Sounds like a Chinese seller.  Probably 2-4 weeks.


----------



## xdarkmario (Jan 15, 2015)

Xzi said:


> Sounds like a Chinese seller. Probably 2-4 weeks.


 
damn and they said US reseller too -__- i was trying to avoid that
and the billing says "KARLZALONU ONLINE SHOP BEIJING CN" so im sure china... 
but maybe ill try to have faith. i mean shoptemp.net has this listed as a US reseller and so does the website so ill give it a week and a half to see


----------



## Xzi (Jan 15, 2015)

xdarkmario said:


> damn and they said US reseller too -__- i was trying to avoid that
> and the billing says "KARLZALONU ONLINE SHOP BEIJING CN" so im sure china...
> but maybe ill try to have faith. i mean shoptemp.net has this listed as a US reseller and so does the website so ill give it a week and a half to see


I think in ShopTemp it lists sellers that sell to the US, not necessarily ship from here.  Since you mentioned international fees, and that name being what it is (lol), it's definitely shipping from China.  Could be as fast as one week since it's no longer the busy season, but back when I bought my Gateway from a Chinese shipper it took a whole month.


----------



## xdarkmario (Jan 15, 2015)

Xzi said:


> I think in ShopTemp it lists sellers that sell to the US, not necessarily ship from here. Since you mentioned international fees, and that name being what it is (lol), it's definitely shipping from China. Could be as fast as one week since it's no longer the busy season, but back when* I bought my Gateway from a Chinese shipper it took a whole month*.
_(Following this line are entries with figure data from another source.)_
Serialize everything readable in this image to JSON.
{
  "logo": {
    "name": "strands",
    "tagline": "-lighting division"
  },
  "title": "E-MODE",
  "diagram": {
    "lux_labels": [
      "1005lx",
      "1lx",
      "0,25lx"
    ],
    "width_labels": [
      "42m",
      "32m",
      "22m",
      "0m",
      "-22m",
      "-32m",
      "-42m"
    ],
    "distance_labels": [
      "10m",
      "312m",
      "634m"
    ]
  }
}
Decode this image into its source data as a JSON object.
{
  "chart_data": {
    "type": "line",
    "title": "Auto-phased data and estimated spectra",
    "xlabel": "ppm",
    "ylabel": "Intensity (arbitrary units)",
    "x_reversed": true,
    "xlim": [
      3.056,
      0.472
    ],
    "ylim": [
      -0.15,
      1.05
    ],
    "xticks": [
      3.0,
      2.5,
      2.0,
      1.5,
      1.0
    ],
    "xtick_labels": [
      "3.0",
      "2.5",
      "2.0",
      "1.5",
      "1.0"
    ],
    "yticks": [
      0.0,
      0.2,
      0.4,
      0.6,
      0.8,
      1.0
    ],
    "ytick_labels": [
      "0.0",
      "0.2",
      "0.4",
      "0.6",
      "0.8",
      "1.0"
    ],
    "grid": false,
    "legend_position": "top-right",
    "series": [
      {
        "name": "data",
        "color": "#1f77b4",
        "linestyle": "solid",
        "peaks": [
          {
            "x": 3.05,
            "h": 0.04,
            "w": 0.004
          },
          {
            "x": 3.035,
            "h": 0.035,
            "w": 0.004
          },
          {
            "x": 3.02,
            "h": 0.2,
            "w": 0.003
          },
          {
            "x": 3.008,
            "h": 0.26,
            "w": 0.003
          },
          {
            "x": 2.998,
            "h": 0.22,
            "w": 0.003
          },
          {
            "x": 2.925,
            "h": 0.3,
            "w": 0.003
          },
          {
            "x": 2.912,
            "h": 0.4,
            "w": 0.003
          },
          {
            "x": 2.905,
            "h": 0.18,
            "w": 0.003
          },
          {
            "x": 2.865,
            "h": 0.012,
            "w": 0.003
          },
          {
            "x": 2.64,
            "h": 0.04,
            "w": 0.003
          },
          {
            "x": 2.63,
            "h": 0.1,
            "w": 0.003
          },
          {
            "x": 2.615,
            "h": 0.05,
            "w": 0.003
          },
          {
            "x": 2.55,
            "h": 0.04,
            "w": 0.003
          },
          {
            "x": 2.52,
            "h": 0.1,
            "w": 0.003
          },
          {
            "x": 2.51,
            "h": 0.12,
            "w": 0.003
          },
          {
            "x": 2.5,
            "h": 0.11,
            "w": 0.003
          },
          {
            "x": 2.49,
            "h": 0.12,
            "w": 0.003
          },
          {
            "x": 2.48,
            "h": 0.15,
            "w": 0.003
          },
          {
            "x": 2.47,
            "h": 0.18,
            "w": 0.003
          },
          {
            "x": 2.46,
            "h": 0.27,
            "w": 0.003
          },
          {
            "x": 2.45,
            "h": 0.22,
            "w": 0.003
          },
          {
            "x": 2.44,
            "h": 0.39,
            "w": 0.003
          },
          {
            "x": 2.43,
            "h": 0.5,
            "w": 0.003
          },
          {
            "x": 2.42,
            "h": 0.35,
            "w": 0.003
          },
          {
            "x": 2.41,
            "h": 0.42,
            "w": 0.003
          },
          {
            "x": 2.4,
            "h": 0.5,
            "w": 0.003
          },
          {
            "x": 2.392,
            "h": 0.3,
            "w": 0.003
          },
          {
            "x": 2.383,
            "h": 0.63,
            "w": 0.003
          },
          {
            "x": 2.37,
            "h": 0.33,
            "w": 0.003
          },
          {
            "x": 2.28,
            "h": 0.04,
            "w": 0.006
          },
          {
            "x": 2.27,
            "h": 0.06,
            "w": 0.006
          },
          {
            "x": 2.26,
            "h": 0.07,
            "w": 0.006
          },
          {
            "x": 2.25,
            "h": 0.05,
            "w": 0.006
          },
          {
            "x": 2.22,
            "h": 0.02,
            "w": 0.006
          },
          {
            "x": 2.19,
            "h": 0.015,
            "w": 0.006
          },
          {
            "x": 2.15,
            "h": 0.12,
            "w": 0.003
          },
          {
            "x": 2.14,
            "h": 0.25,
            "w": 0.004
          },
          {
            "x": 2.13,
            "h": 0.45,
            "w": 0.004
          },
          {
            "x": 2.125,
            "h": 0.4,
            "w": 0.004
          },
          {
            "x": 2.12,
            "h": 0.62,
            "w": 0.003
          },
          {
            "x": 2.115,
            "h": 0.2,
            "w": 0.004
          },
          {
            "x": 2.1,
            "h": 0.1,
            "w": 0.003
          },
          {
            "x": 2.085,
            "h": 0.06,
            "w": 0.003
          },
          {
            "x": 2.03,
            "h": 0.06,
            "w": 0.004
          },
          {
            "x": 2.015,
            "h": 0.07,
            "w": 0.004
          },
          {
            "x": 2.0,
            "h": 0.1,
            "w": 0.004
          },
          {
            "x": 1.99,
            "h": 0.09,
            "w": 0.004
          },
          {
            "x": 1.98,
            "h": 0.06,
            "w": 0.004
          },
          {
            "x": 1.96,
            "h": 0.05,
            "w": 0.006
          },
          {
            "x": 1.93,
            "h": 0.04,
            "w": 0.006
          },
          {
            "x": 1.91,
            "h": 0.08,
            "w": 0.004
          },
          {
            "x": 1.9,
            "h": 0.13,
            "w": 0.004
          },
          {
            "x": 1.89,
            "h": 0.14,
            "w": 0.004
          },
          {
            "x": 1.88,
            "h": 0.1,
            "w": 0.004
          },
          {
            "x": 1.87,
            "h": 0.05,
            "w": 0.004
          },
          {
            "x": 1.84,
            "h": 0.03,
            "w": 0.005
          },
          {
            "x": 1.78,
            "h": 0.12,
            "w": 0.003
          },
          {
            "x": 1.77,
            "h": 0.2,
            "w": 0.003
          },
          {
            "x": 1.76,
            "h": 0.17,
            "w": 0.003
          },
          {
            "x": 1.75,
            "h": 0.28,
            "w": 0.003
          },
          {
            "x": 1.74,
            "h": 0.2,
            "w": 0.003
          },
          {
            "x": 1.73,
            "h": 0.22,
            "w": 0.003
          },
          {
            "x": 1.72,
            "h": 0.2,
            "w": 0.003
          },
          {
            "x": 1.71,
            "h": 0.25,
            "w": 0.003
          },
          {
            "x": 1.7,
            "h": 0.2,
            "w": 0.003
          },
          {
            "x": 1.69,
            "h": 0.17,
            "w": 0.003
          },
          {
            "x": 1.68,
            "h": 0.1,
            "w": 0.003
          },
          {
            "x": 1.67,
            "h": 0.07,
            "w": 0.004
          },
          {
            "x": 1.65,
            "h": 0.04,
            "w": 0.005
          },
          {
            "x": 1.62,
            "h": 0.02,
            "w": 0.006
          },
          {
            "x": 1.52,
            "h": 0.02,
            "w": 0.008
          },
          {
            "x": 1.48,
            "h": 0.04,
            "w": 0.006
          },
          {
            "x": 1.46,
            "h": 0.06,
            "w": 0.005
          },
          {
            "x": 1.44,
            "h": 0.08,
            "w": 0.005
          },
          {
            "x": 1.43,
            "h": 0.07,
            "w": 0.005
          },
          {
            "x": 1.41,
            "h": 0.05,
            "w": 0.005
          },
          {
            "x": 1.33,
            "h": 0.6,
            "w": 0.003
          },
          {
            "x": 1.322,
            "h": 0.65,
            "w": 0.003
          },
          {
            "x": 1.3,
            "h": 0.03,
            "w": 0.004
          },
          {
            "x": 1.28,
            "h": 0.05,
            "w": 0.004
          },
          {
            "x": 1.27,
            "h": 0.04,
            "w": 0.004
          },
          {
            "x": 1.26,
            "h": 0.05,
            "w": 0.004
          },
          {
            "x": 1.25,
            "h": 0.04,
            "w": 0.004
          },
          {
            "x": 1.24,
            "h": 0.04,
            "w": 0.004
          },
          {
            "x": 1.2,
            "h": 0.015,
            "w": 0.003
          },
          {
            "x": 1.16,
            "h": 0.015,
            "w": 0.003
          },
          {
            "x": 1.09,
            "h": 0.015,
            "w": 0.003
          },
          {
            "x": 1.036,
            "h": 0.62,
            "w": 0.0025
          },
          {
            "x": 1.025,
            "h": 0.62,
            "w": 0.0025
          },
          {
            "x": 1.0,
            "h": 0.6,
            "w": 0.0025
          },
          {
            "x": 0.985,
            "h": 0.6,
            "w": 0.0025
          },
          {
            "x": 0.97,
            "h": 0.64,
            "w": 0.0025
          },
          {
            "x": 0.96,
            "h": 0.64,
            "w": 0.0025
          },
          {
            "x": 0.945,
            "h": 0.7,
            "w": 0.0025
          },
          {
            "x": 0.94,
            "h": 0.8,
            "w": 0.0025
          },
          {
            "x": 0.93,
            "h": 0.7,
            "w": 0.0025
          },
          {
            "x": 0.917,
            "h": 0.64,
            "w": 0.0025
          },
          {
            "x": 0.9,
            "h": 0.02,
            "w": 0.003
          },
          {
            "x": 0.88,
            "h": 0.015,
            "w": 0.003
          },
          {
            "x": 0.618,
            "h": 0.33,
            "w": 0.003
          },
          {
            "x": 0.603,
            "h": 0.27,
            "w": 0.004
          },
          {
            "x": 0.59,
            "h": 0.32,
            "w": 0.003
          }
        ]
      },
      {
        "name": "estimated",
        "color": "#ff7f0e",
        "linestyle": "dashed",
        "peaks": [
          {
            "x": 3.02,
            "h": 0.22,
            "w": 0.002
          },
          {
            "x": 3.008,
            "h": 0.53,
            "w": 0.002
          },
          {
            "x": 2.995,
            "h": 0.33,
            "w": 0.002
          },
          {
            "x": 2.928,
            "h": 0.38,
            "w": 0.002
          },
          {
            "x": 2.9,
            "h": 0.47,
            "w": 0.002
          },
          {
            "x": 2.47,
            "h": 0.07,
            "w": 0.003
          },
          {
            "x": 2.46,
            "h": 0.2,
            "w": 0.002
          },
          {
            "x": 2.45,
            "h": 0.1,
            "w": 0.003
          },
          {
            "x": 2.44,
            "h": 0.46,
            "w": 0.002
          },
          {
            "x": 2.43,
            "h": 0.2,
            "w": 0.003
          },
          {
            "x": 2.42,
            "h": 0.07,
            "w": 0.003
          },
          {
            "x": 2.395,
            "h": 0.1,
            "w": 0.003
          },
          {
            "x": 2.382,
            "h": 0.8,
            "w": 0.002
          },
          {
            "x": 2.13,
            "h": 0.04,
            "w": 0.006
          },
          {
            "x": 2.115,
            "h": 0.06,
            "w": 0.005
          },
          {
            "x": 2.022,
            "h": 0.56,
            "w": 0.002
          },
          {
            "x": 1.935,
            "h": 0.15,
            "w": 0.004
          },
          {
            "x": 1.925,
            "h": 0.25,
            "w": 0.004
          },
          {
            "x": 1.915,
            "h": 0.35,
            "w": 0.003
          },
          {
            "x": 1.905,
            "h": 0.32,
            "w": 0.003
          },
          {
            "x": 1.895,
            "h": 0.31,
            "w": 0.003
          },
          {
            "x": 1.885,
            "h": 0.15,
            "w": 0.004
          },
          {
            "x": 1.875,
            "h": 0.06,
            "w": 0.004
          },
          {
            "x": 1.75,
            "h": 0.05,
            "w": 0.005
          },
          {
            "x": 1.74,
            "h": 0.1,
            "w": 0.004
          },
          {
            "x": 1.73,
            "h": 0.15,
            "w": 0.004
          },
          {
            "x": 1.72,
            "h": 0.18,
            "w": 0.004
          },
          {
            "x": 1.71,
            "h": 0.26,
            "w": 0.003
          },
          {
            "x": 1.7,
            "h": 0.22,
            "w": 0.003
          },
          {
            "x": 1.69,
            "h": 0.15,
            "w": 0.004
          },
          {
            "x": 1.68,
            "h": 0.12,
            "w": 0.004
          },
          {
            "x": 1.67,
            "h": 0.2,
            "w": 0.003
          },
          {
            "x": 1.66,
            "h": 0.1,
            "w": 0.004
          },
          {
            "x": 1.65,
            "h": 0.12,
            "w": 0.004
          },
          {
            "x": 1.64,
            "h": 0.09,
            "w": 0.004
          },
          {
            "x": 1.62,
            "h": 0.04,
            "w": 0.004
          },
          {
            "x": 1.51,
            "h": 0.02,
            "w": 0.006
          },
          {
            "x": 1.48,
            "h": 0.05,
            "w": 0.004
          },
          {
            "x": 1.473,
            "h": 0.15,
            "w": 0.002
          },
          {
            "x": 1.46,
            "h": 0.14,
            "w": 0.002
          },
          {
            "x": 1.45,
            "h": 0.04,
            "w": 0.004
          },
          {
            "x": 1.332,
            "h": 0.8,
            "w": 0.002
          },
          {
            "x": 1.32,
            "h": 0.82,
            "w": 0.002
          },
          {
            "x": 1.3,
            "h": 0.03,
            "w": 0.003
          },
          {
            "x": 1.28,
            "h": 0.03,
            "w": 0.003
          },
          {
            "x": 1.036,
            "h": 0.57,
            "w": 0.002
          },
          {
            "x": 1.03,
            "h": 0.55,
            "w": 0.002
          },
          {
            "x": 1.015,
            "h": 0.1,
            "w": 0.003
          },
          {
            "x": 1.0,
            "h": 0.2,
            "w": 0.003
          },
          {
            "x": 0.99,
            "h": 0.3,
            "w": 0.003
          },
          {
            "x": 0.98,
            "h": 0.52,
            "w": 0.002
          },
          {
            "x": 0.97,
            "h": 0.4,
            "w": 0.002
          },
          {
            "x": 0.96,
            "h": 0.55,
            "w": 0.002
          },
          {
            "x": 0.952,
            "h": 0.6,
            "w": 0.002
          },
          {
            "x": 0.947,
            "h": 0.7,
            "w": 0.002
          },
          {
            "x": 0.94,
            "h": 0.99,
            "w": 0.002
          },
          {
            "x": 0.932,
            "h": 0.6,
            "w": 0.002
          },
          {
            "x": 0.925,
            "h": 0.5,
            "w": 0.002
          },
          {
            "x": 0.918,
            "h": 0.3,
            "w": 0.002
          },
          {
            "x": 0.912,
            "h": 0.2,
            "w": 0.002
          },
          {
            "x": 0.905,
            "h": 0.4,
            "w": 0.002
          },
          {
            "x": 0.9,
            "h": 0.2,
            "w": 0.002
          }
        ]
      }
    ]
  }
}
i really hope that does not happen to me....


----------



## xdarkmario (Jan 29, 2015)

Ok just came in the mail today
so its been 17 days and seeing that i came in airmail it was indeed from china even though they said USA reseller..nothing personal but i may not buy from her again. too slow shipping.


----------



## mattbratt68 (May 6, 2015)

I'm just starting to get my money back, with a laywer. 
I ordert a flashcard. There was a wrong adress, so the parcel gone back to gwsky3ds.com. 
First they told me, that they will fix all, when the parcel is back.
Tracking says: The item was returned to sender on 19-Mar-2015
Now I'm writing, a mail ervery week to them, but they don't response.

I think they get rich, because nobody can catch them. But I will try it. 

Be careful with this shop. !!! They are BAD !!


----------



## MoseIlla (May 22, 2015)

mattbratt68 said:


> I'm just starting to get my money back, with a laywer.
> I ordert a flashcard. There was a wrong adress, so the parcel gone back to gwsky3ds.com.
> First they told me, that they will fix all, when the parcel is back.
> Tracking says: The item was returned to sender on 19-Mar-2015
> ...


 
Can you not file a chargeback with your credit card company?


----------